A travers cette double intervention, les autorités entendent préserver l’intégrité du tissu productif en limitant les fermetures et les faillites d’entreprises, et d’autre part d’assurer la disponibilité des financements nécessaires à toute relance des activités productives et au retour progressif à la normale, rappelle également le CMC.
Si l’engagement des Etats s’avère sans précédent, au CMC on est persuadé qu’il est essentiel de veiller à «reconstruire en mieux», c’est-à-dire à favoriser une reprise respectueuse de l’environnement, soutenant le potentiel de croissance à long terme, qui améliore l’inclusivité et réduit les inégalités.
Les économistes du Centre estiment ainsi que «la stratégie de développement agricole devrait à l’avenir œuvrer pour la convergence du monde rural vers les standards du milieu urbain en termes de revenus, d’emploi, de niveau de vie et d’inclusion». Ils estiment qu’«un tel objectif ne devrait pas perdre de vue, dans le nouveau contexte post-épidémique, l’impératif de sécurité alimentaire».
Toujours à propos de cet axe, le Centre rappelle que le monde rural a souffert doublement tout au long de l’épisode épidémique notant qu’aux effets dévastateurs de la crise sanitaire qui a pratiquement paralysé les flux commerciaux dans les campagnes se sont ajoutées la sévérité du climat et son incidence sur les principales spéculations.
Cela dit, « en dehors des cultures céréalières qui ont été durement affectées par la sécheresse, les évaluations de la production agricole au terme du premier semestre montrent une certaine résilience du secteur qui a permis d’approvisionner de façon régulière les marchés et de répondre à la demande intérieure en produits alimentaires de base.

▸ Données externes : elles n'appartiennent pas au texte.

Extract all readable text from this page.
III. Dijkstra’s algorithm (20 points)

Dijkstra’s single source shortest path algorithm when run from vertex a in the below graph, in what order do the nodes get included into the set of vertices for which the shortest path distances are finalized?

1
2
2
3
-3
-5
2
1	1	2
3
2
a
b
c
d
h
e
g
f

S’agissant du Système de santé publique, autre axe abordé dans ce spécial, le CMC constate que «l’électrochoc de la pandémie a été à l’origine d’une métamorphose du système de santé publique qui, sans transition, a vu s’estomper toutes les récriminations, pour faire la démonstration d’un engagement sans faille, d’un service de qualité vanté par les pays à haute infrastructure sanitaire et donné en exemple par l’Assemblée générale de l’OMS».
Ainsi, a-t-il poursuivi, en réponse à sa faillite préalablement annoncée, l’hôpital public a fait preuve d’une résilience sans faille, résultat d’un effort de l’ensemble des parties concernées. Ce, malgré les «dysfonctionnements et autres insuffisances, à caractère structurel, qui n’ont pas disparu pour autant».
Les déficits en ressources humaines, en équipements et en accès équitable aux soins restent latents. La question est désormais de savoir s’il est possible de transformer cette performance conjoncturelle en modèle d’efficacité durable. Enfin, pour le Centre marocain de conjoncture, «s’il est une leçon à tirer de l’épisode épidémique, c’est qu’il devient absolument nécessaire de se prévaloir à l’avenir d’un certain degré de résilience face aux chocs de toute nature».